Julian, with deep anxiety, soon heard enough to make him aware that the meeting was likely to terminate in open insurrection, like that of the Fifth-Monarchy men, under Venner, at an earlier period of Charles's reign; and he was not a little concerned at the probability of Bridgenorth being implicated in so criminal and desperate an undertaking. If he had retained any doubts of the issue of the meeting, they must have been removed when the preacher called on his hearers to renounce all expectation which had hitherto been entertained of safety to the nation, from the execution of the ordinary laws of the land. This, he said, was at best but a carnal seeking after earthly aid—a going down to Egypt for help, which the jealousy of their Divine Leader would resent as a fleeing to another rock, and a different banner, from that which was this day displayed over them.—And here he solemnly swung the bannered lion over their heads, as the only sign under which they ought to seek for life and safety. He then proceeded to insist, that recourse to ordinary justice was vain as well as sinful.

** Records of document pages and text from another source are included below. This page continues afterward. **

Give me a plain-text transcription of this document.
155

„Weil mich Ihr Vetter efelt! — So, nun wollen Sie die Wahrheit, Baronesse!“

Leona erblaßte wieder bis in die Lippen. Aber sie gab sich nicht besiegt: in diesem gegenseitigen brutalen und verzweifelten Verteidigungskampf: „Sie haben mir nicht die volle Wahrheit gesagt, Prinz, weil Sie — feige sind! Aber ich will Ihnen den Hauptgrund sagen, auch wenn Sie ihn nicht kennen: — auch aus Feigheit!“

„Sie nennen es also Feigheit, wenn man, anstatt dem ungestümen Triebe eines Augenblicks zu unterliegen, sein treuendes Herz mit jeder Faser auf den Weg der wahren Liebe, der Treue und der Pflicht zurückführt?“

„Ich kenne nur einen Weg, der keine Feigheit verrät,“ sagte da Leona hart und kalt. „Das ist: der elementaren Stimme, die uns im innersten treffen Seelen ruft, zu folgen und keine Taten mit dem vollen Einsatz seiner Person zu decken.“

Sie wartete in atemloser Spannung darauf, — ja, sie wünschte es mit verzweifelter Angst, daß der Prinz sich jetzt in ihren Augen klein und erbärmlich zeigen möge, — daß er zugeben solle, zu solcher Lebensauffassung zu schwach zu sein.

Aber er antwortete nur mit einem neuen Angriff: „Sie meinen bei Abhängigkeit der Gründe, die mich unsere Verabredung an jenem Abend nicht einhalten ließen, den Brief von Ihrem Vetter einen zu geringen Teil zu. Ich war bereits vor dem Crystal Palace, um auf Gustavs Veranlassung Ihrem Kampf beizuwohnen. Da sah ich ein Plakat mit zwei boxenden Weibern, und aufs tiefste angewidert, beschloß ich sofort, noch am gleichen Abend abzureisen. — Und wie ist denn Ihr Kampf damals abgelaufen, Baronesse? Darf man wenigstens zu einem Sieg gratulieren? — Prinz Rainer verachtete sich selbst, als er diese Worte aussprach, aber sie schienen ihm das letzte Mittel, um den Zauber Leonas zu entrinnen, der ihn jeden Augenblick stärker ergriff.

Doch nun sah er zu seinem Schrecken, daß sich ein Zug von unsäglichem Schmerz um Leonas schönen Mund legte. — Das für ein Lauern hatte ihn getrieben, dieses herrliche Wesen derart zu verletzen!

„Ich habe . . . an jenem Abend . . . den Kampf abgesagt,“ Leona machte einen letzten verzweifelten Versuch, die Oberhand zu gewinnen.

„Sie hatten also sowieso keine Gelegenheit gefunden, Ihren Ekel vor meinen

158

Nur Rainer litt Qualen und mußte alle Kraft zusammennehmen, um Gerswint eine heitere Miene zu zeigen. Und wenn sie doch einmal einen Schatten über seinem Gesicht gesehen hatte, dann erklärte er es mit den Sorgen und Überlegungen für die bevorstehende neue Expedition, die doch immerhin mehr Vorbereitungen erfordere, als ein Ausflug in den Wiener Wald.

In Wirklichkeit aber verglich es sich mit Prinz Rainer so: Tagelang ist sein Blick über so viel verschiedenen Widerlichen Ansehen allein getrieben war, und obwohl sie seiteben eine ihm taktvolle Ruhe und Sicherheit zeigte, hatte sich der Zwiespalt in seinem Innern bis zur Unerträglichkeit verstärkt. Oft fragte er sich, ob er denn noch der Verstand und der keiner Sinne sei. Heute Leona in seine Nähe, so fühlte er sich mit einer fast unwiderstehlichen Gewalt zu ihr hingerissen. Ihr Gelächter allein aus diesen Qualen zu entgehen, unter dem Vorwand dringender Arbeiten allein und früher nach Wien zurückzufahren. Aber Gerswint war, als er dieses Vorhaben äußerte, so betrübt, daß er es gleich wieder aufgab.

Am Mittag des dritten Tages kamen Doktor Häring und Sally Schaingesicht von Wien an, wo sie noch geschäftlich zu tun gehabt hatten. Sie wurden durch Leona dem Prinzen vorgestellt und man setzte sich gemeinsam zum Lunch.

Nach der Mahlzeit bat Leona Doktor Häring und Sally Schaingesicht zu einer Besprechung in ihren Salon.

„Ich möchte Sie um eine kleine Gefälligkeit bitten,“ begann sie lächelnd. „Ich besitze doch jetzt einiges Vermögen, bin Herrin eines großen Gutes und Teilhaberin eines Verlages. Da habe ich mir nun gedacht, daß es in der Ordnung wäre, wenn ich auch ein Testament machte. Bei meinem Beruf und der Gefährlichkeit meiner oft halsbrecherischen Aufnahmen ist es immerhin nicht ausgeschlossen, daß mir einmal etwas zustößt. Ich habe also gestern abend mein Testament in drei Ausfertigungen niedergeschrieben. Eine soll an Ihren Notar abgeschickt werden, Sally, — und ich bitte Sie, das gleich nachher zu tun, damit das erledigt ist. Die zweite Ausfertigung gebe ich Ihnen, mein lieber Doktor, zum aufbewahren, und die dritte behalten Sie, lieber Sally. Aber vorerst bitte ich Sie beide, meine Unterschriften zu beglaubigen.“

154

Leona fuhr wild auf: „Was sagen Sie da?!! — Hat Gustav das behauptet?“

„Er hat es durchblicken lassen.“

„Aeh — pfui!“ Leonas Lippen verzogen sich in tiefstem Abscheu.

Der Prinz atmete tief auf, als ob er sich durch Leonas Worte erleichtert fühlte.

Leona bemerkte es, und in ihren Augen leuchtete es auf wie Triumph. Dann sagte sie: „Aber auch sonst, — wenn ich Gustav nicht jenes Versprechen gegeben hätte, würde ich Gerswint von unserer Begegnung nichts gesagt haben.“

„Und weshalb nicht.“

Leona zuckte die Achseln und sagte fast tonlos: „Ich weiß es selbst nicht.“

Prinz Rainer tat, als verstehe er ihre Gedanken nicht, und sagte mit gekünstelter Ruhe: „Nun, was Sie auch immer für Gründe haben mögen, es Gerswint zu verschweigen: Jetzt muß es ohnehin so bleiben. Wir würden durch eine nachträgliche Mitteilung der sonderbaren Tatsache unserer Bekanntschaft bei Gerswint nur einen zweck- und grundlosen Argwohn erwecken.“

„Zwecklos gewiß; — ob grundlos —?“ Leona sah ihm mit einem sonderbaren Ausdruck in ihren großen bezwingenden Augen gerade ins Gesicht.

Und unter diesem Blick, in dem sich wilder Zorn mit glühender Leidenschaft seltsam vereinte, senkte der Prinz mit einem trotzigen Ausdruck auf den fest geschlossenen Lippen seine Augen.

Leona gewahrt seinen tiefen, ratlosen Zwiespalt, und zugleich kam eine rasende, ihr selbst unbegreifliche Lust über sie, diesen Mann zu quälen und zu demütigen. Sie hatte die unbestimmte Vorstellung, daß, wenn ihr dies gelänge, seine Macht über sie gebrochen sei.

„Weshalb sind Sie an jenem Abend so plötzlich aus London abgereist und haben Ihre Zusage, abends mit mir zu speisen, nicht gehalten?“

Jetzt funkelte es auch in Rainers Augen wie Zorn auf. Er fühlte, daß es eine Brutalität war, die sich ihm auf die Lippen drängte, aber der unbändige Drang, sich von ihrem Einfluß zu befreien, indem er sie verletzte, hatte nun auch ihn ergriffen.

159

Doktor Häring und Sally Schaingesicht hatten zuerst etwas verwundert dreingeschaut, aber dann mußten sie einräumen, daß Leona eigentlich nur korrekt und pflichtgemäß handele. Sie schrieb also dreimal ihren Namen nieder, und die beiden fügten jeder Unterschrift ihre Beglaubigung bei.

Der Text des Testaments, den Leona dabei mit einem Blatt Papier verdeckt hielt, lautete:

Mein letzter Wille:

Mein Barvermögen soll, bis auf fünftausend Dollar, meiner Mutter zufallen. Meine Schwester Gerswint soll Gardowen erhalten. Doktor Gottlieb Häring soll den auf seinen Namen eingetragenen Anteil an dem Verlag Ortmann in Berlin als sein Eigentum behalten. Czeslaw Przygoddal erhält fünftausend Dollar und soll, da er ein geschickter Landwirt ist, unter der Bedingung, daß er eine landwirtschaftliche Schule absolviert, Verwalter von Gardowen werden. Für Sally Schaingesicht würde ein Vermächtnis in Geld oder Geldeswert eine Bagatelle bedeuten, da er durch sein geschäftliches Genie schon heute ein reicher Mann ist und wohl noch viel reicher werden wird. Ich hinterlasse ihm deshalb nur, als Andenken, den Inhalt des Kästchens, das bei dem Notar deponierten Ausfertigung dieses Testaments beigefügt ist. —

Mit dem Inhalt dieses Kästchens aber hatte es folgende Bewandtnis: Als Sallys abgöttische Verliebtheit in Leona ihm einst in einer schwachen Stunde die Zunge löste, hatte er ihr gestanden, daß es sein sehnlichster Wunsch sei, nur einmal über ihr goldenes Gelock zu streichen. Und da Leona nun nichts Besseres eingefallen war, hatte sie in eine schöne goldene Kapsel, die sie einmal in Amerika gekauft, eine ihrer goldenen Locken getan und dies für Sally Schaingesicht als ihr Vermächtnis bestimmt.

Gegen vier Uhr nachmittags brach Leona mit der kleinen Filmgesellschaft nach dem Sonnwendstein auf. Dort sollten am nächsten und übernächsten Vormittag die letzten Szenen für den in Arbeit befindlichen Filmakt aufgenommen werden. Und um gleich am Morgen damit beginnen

'The event of that day at Westminster,' he said, 'might teach them that the man at Whitehall was even as the man his father;' and closed a long tirade against the vices of the Court, with assurance 'that Tophet was ordained of old—for the King it was made hot.'

As the preacher entered on a description of the approaching theocracy, which he dared to prophesy, Bridgenorth, who appeared for a time to have forgotten the presence of Julian, whilst with stern and fixed attention he drunk in the words of the preacher, seemed suddenly to collect himself, and, taking Julian by the hand, led him out of the gallery, of which he carefully closed the door, into an apartment at no great distance.

When they arrived there, he anticipated the expostulations of Julian, by asking him, in a tone of severe triumph, whether these men he had seen were likely to do their work negligently, or whether it would not be perilous to attempt to force their way from a house, when all the avenues were guarded by such as he had now seen—men of war from their childhood upwards.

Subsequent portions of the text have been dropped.